Pour pallier la difficulté de prévenir le risque cyber et pour favoriser une telle dynamique du changement individuel, collectif et organisationnel, il convient de ne pas omettre d’intégrer la hiérarchie non pas pour les comptes rendus d’avancement mais bien comme un acteur à part entière. En effet, l’efficacité personnelle d’une personne peut être liée à sa perception de sa hiérarchie tout comme du degré d’implication de cette dernière (Ayache et Laroche, 2010)[2].

De plus, une hiérarchie qui suit de loin la mise en conformité perd des éléments de compréhension de la situation pour donner les moyens à ses équipes de respecter toutes les règles sans élaborer de stratégies de contournement. Si l’erreur est humaine, il ne faut pas oublier que la faute est souvent organisationnelle même dans le domaine de la sécurité numérique.
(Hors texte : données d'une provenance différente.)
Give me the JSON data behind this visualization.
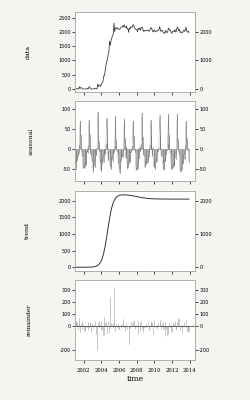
{
  "title": "",
  "xlabel": "time",
  "panels": [
    "data",
    "seasonal",
    "trend",
    "remainder"
  ],
  "ylims": {
    "data": [
      -100,
      2700
    ],
    "seasonal": [
      -80,
      120
    ],
    "trend": [
      -100,
      2300
    ],
    "remainder": [
      -280,
      380
    ]
  },
  "yticks": {
    "data": [
      0,
      500,
      1000,
      1500,
      2000,
      2500
    ],
    "seasonal": [
      -50,
      0,
      50,
      100
    ],
    "trend": [
      0,
      500,
      1000,
      1500,
      2000
    ],
    "remainder": [
      -200,
      0,
      100,
      200,
      300
    ]
  },
  "right_yticks": {
    "data": [
      0,
      1000,
      2000
    ],
    "seasonal": [
      -50,
      0,
      50,
      100
    ],
    "trend": [
      0,
      1000,
      2000
    ],
    "remainder": [
      -200,
      0,
      100,
      200,
      300
    ]
  },
  "xticks": [
    2002,
    2004,
    2006,
    2008,
    2010,
    2012,
    2014
  ],
  "xlim": [
    2001.0,
    2014.6
  ],
  "time_start": 2001.0,
  "n_months": 156,
  "bg_color": "#f5f4f1",
  "line_color": "#333333",
  "panel_bg": "#ffffff"
}
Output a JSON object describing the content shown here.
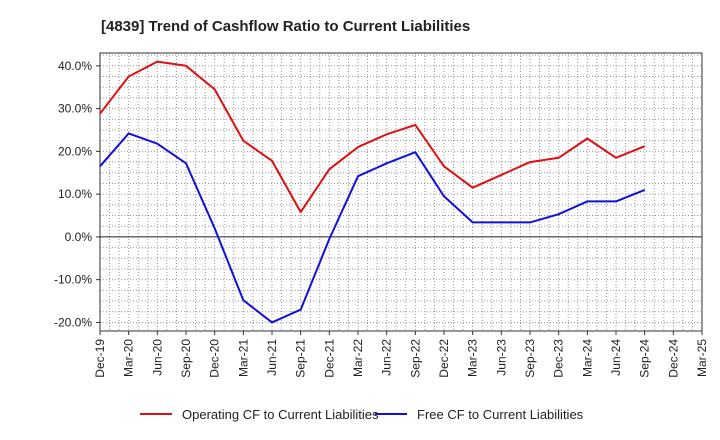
{
  "chart_data": {
    "type": "line",
    "title": "[4839]  Trend of Cashflow Ratio to Current Liabilities",
    "xlabel": "",
    "ylabel": "",
    "categories": [
      "Dec-19",
      "Mar-20",
      "Jun-20",
      "Sep-20",
      "Dec-20",
      "Mar-21",
      "Jun-21",
      "Sep-21",
      "Dec-21",
      "Mar-22",
      "Jun-22",
      "Sep-22",
      "Dec-22",
      "Mar-23",
      "Jun-23",
      "Sep-23",
      "Dec-23",
      "Mar-24",
      "Jun-24",
      "Sep-24",
      "Dec-24",
      "Mar-25"
    ],
    "y_ticks": [
      40,
      30,
      20,
      10,
      0,
      -10,
      -20
    ],
    "y_tick_labels": [
      "40.0%",
      "30.0%",
      "20.0%",
      "10.0%",
      "0.0%",
      "-10.0%",
      "-20.0%"
    ],
    "ylim": [
      -22,
      43
    ],
    "grid": true,
    "legend_position": "bottom",
    "series": [
      {
        "name": "Operating CF to Current Liabilities",
        "color": "#dd1111",
        "values": [
          28.8,
          37.5,
          41.0,
          40.0,
          34.5,
          22.5,
          17.8,
          5.8,
          15.8,
          21.0,
          24.0,
          26.2,
          16.5,
          11.5,
          14.5,
          17.5,
          18.5,
          23.0,
          18.5,
          21.2,
          null,
          null
        ]
      },
      {
        "name": "Free CF to Current Liabilities",
        "color": "#1111dd",
        "values": [
          16.5,
          24.2,
          21.8,
          17.2,
          2.0,
          -14.8,
          -20.0,
          -17.0,
          -0.5,
          14.2,
          17.2,
          19.8,
          9.5,
          3.4,
          3.4,
          3.4,
          5.3,
          8.3,
          8.3,
          11.0,
          null,
          null
        ]
      }
    ]
  }
}
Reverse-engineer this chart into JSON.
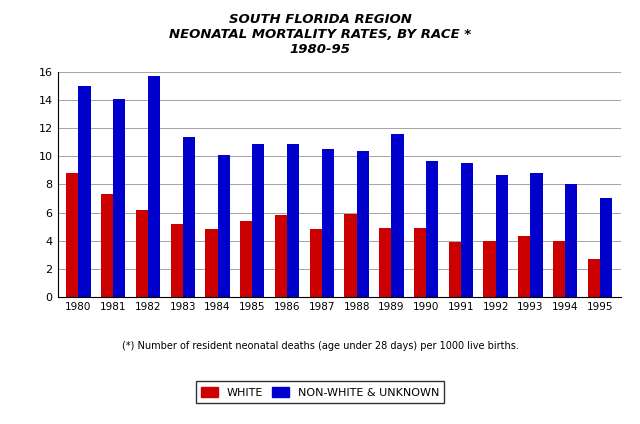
{
  "title_line1": "SOUTH FLORIDA REGION",
  "title_line2": "NEONATAL MORTALITY RATES, BY RACE *",
  "title_line3": "1980-95",
  "years": [
    1980,
    1981,
    1982,
    1983,
    1984,
    1985,
    1986,
    1987,
    1988,
    1989,
    1990,
    1991,
    1992,
    1993,
    1994,
    1995
  ],
  "white": [
    8.8,
    7.3,
    6.2,
    5.2,
    4.8,
    5.4,
    5.8,
    4.8,
    5.9,
    4.9,
    4.9,
    3.9,
    4.0,
    4.3,
    4.0,
    2.7
  ],
  "nonwhite": [
    15.0,
    14.1,
    15.7,
    11.4,
    10.1,
    10.9,
    10.9,
    10.5,
    10.4,
    11.6,
    9.7,
    9.5,
    8.7,
    8.8,
    8.0,
    7.0
  ],
  "white_color": "#cc0000",
  "nonwhite_color": "#0000cc",
  "ylim": [
    0,
    16
  ],
  "yticks": [
    0,
    2,
    4,
    6,
    8,
    10,
    12,
    14,
    16
  ],
  "footnote": "(*) Number of resident neonatal deaths (age under 28 days) per 1000 live births.",
  "legend_white": "WHITE",
  "legend_nonwhite": "NON-WHITE & UNKNOWN",
  "bg_color": "#ffffff",
  "bar_width": 0.35
}
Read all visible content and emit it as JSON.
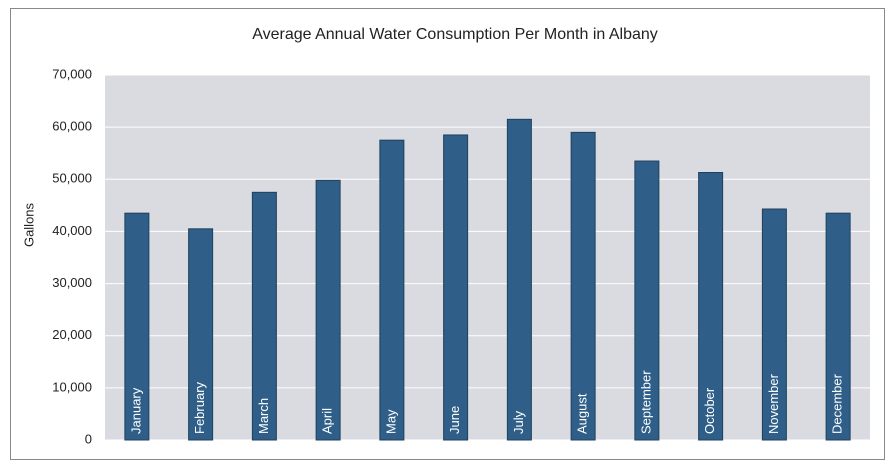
{
  "chart_data": {
    "type": "bar",
    "title": "Average Annual Water Consumption Per Month in Albany",
    "y_label": "Gallons",
    "categories": [
      "January",
      "February",
      "March",
      "April",
      "May",
      "June",
      "July",
      "August",
      "September",
      "October",
      "November",
      "December"
    ],
    "values": [
      43500,
      40500,
      47500,
      49800,
      57500,
      58500,
      61500,
      59000,
      53500,
      51300,
      44300,
      43500
    ],
    "color": "#2f5f88",
    "ylim": [
      0,
      70000
    ],
    "yticks": [
      0,
      {
        "value": 10000,
        "label": "10,000"
      },
      {
        "value": 20000,
        "label": "20,000"
      },
      {
        "value": 30000,
        "label": "30,000"
      },
      {
        "value": 40000,
        "label": "40,000"
      },
      {
        "value": 50000,
        "label": "50,000"
      },
      {
        "value": 60000,
        "label": "60,000"
      },
      {
        "value": 70000,
        "label": "70,000"
      }
    ],
    "grid": true
  }
}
Par rapport à des enjeux sociétaux et de santé, la prévention des risques cyber peut pleinement contribuer à la satisfaction des parties prenantes des organisations notamment par le développement d’un leadership singulier enclin aux enjeux individuels, collectifs et organisationnels de son époque mais aussi futurs.

C’est ainsi que la deuxième étape de la démarche favorise au fur et à mesure de son avancée l’apparition d’une autonomisation sur le sujet du RGPD et de la sécurité des données mais aussi la création d’une responsabilisation de la part de l’ensemble des parties prenantes. C’est d’ailleurs dans ce contexte que nous observons le développement d’un véritable leadership responsable partagé au sein de la structure mais aussi, en dehors.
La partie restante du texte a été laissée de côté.